We find Springer v. Allstate Life Ins. Co., 94 N.Y.2d 645, 710 N.Y.S.2d 298, 731 N.E.2d 1106 (2000), inapposite. Springer involved not the terms of an insurance contract but the policy’s starting date. See id. at 648, 710 N.Y.S.2d at 299, 731 N.E.2d 1106. Because “an insurance binder is a temporary or interim policy until a formal policy is issued,” id. at 649, 710 N.Y.S.2d at 300, 731 N.E.2d 1106, its starting date cannot be the starting date of the policy. Thus, the New York Court of Appeals found that “[ujnder the clear and unambiguous terms of the binder, coverage ceased when [the insurer] agreed to issue the policy. Coverage was then provided by the policy as of its start date.” Id. at 650, 710 N.Y.S.2d at 300, 731 N.E.2d 1106. This, however, does not mean that the binder’s terms cannot inform a court of the parties’ intentions regarding the terms of the policy. See 1 Lee R. Russ & Thomas F. Segalla, Couch on Insurance 3d § 13:7 (1997) (“The binder is acceptable documentary evidence pertaining to the terms of the agreement between the parties, regardless of whether the insured received it....”).
RD also argues that even if the binder can be read together with the final policy to provide a term with respect to which the policy is silent, the specific term here at issue is indefinite with respect to a material term — nowhere does it specify that the maximum loss ratio is 45% — and that New York law would deny enforcement of a contract provision that leaves a material term indefinite or the subject of future negotiations that never come to pass. See, e.g., Joseph Martin, Jr., Delicatessen, Inc. v. Schumacher, 52 N.Y.2d 105, 109, 436 N.Y.S.2d 247, 249, 417 N.E.2d 541 (1981). This argument fails because the precise loss ratio percentage was not a material term nor was the provision indefinite. To the contrary, RD agreed to accept the final wording — and thus the maximum loss ratio — provided by ACE. In other words, ACE sought and obtained the right to review loss and exposure information and adjust premiums if it found that it was not earning enough money on the RD policy. If RD declined to pay the premium increase, the policy *71would be subject to cancellation, and RD would be entitled to a pro rata refund of premiums already paid.

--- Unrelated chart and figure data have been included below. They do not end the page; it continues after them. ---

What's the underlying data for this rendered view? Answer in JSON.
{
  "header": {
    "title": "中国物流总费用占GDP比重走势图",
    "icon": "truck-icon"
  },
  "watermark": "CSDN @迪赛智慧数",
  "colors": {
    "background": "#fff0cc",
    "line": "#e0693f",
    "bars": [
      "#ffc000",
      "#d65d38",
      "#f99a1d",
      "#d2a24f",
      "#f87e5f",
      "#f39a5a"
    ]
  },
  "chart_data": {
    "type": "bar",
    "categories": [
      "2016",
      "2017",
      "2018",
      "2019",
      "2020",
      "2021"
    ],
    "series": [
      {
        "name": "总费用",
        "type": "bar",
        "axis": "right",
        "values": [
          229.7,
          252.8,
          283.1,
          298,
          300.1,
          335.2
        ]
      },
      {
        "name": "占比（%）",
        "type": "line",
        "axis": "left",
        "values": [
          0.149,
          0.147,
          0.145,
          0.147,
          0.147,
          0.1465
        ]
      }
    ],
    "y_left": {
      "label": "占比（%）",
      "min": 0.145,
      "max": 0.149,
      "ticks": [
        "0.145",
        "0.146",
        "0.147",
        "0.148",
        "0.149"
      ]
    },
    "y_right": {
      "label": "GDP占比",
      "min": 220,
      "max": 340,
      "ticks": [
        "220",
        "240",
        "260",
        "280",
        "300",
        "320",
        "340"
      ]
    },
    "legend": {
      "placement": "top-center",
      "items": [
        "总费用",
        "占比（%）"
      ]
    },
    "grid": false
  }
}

We have considered appellant’s remaining arguments and find them to be without merit. For the reasons set forth above, we AFFIRM the judgment of the District Court.

. The policy was originally underwritten by CIGNA. ACE purchased CIGNA’s properly casualty business in July 1999. The insurer will be referred to as "ACE” throughout this summary order despite the fact that it was still CIGNA when many of the events at issue occurred.